Cheyenne shifted on the soles of her fancy shoes. They’d work in a boardroom, those shoes, but on the Triple M, they were almost laughable. “I wasn’t expecting to ride a horse.”

“I can see that,” Jesse observed. “You do realize that those five hundred acres you’re so anxious to bulldoze, pave and cover with condos are pretty rugged, and not a little remote?”

“Of course I do,” she said, faltering now. “I’ve done weeks of research. I know my business, Mr. McKettrick.”

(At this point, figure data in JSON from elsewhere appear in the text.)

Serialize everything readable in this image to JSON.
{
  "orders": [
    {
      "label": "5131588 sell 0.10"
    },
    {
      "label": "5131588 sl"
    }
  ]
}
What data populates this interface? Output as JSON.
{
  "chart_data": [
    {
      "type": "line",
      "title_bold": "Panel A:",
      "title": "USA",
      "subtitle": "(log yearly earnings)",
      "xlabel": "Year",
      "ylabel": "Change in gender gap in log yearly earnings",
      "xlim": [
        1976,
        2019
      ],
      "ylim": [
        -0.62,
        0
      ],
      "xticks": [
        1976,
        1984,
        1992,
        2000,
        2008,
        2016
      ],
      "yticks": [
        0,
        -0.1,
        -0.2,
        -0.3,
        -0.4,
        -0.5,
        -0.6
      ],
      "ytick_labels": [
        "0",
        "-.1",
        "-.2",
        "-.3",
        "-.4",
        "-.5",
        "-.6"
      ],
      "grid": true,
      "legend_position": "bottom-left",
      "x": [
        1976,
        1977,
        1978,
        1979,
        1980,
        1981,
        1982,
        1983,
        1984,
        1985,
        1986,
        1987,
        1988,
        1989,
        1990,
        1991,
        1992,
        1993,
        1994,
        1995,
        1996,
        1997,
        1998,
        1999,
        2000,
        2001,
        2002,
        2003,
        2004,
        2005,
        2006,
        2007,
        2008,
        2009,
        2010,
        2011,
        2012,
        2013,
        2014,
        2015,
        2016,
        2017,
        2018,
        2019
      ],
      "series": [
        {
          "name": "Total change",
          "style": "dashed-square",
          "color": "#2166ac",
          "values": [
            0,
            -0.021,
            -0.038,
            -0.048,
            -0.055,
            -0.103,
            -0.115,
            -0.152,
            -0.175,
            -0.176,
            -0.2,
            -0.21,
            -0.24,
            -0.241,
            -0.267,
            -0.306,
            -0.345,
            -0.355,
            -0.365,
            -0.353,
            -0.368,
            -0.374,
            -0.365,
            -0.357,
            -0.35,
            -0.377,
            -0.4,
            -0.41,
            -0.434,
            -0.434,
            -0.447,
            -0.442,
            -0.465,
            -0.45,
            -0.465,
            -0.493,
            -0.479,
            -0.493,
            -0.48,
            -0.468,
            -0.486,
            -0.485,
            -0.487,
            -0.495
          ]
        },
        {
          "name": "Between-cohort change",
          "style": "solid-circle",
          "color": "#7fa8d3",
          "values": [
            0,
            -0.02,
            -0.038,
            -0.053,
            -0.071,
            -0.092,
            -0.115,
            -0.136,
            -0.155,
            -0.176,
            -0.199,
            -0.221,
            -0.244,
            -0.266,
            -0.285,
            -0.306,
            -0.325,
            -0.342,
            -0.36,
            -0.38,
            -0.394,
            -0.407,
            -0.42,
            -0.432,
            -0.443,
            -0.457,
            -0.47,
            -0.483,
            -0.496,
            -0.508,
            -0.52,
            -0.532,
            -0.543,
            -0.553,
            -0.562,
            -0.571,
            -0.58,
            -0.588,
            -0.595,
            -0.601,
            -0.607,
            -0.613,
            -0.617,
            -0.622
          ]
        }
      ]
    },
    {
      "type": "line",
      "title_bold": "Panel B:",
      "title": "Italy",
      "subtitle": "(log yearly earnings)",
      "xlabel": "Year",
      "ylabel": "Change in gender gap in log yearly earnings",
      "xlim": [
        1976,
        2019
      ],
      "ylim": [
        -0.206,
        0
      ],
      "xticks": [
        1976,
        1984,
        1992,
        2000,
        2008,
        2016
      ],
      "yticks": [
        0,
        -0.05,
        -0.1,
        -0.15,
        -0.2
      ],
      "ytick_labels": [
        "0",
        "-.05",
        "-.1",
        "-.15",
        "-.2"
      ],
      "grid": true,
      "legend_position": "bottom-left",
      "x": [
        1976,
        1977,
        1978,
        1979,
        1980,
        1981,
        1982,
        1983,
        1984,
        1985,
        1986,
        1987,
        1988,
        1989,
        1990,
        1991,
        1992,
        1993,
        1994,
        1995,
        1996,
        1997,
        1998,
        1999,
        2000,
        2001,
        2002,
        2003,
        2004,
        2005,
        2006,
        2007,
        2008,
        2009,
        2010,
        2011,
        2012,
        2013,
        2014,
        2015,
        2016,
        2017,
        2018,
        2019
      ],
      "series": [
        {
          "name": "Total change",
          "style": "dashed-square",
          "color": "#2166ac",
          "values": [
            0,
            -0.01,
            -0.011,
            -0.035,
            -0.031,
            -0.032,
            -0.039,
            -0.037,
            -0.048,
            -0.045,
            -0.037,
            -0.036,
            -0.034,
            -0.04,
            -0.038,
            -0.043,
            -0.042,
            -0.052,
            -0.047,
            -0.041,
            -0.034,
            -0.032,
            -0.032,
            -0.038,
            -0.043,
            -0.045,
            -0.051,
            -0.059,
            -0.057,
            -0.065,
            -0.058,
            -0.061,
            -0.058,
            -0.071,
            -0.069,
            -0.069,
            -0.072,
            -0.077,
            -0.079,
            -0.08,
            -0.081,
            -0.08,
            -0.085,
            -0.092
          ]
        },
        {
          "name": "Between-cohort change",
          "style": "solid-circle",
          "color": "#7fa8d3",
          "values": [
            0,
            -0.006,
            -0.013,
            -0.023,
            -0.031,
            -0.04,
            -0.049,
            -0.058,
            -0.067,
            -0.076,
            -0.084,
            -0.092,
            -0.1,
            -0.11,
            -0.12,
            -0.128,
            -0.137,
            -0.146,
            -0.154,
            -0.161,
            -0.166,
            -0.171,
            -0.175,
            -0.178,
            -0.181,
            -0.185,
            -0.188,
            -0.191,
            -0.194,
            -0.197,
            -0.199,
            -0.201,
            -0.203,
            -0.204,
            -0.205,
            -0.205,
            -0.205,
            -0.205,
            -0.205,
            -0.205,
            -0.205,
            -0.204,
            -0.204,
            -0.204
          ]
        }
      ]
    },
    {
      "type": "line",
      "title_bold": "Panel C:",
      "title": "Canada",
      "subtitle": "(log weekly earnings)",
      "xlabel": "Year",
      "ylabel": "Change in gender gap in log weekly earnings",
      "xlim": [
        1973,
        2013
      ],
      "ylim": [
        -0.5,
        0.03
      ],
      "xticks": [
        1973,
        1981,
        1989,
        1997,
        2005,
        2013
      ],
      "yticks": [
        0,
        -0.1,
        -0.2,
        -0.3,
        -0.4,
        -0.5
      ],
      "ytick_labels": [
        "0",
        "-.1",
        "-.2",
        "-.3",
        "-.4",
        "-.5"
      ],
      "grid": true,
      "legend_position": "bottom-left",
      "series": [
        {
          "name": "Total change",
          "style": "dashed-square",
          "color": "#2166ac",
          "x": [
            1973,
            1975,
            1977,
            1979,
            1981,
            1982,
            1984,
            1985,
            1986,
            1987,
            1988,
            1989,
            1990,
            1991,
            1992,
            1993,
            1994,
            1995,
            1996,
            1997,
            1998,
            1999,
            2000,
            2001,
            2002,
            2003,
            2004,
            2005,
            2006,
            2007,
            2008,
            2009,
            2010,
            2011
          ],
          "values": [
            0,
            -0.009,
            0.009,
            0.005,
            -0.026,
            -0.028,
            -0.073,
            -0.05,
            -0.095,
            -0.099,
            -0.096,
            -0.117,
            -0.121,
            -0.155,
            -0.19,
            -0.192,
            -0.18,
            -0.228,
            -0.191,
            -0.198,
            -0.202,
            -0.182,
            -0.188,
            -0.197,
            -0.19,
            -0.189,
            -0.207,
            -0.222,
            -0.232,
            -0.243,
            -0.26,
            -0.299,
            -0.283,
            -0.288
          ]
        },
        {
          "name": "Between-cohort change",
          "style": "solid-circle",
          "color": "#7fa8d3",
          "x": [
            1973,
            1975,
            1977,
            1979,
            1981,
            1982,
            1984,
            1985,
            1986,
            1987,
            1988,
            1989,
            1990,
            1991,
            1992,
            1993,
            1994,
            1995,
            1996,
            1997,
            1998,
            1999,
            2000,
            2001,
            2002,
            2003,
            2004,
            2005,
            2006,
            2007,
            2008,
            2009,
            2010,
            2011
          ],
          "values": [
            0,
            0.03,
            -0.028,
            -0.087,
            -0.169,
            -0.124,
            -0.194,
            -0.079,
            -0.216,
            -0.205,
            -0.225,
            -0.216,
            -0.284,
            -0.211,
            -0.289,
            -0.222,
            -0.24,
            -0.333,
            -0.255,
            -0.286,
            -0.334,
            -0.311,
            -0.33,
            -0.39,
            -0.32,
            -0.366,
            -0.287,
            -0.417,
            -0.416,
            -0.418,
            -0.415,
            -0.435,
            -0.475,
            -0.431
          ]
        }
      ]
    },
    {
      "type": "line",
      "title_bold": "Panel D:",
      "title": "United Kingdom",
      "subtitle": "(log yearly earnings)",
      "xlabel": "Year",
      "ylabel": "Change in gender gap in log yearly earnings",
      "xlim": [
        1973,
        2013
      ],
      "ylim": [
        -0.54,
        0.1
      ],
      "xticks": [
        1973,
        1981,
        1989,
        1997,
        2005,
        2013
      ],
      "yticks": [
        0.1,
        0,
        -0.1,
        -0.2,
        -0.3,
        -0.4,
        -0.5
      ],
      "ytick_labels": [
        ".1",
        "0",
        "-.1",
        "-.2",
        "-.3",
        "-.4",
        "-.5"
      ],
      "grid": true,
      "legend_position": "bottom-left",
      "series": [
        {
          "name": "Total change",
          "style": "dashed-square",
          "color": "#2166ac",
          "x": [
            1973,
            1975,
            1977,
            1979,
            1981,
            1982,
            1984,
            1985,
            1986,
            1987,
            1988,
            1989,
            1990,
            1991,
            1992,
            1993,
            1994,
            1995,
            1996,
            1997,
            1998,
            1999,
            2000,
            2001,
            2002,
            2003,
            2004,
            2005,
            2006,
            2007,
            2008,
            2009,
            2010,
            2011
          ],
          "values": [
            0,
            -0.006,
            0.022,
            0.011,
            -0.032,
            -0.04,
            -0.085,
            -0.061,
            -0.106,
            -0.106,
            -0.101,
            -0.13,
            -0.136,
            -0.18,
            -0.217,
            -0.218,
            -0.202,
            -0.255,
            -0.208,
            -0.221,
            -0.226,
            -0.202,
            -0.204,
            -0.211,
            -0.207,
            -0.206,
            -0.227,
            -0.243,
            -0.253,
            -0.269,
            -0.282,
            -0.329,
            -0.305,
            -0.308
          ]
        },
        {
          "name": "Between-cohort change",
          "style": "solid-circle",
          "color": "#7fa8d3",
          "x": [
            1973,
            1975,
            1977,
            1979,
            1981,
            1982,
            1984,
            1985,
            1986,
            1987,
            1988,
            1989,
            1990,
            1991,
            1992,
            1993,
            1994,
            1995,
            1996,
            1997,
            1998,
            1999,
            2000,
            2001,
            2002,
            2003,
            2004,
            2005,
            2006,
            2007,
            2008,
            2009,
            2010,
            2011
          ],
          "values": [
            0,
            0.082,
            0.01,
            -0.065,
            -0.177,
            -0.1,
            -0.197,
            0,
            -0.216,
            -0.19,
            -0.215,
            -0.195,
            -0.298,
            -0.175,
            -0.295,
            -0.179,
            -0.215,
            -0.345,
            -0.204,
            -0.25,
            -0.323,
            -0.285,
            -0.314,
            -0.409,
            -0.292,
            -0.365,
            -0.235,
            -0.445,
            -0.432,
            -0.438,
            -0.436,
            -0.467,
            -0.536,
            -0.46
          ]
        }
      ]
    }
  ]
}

“It’s Jesse,” he corrected. “And what kind of ‘research’ did you do, exactly? Maybe you dredged up some plat maps online? Checked out the access to power and the water situation?” He waited a beat to let his meaning sink in, then gave the suit another once-over. “At least you had sense enough to wear pants,” he added charitably.

“I beg your pardon?”

“Do you even own a pair of jeans?”

“I don’t wear jeans when I’m working,” she retorted. Her tone was moderate, but if she’d been a porcupine, her quills would have been bristling.

“I guess that lets boots out, too, then.”

She paused before answering, and looked so flustered that Jesse began to feel a little sorry for her. “I guess it does,” she said, and her shoulders slackened so that she had to grab the purse and resituate it before the strap slid down her arm.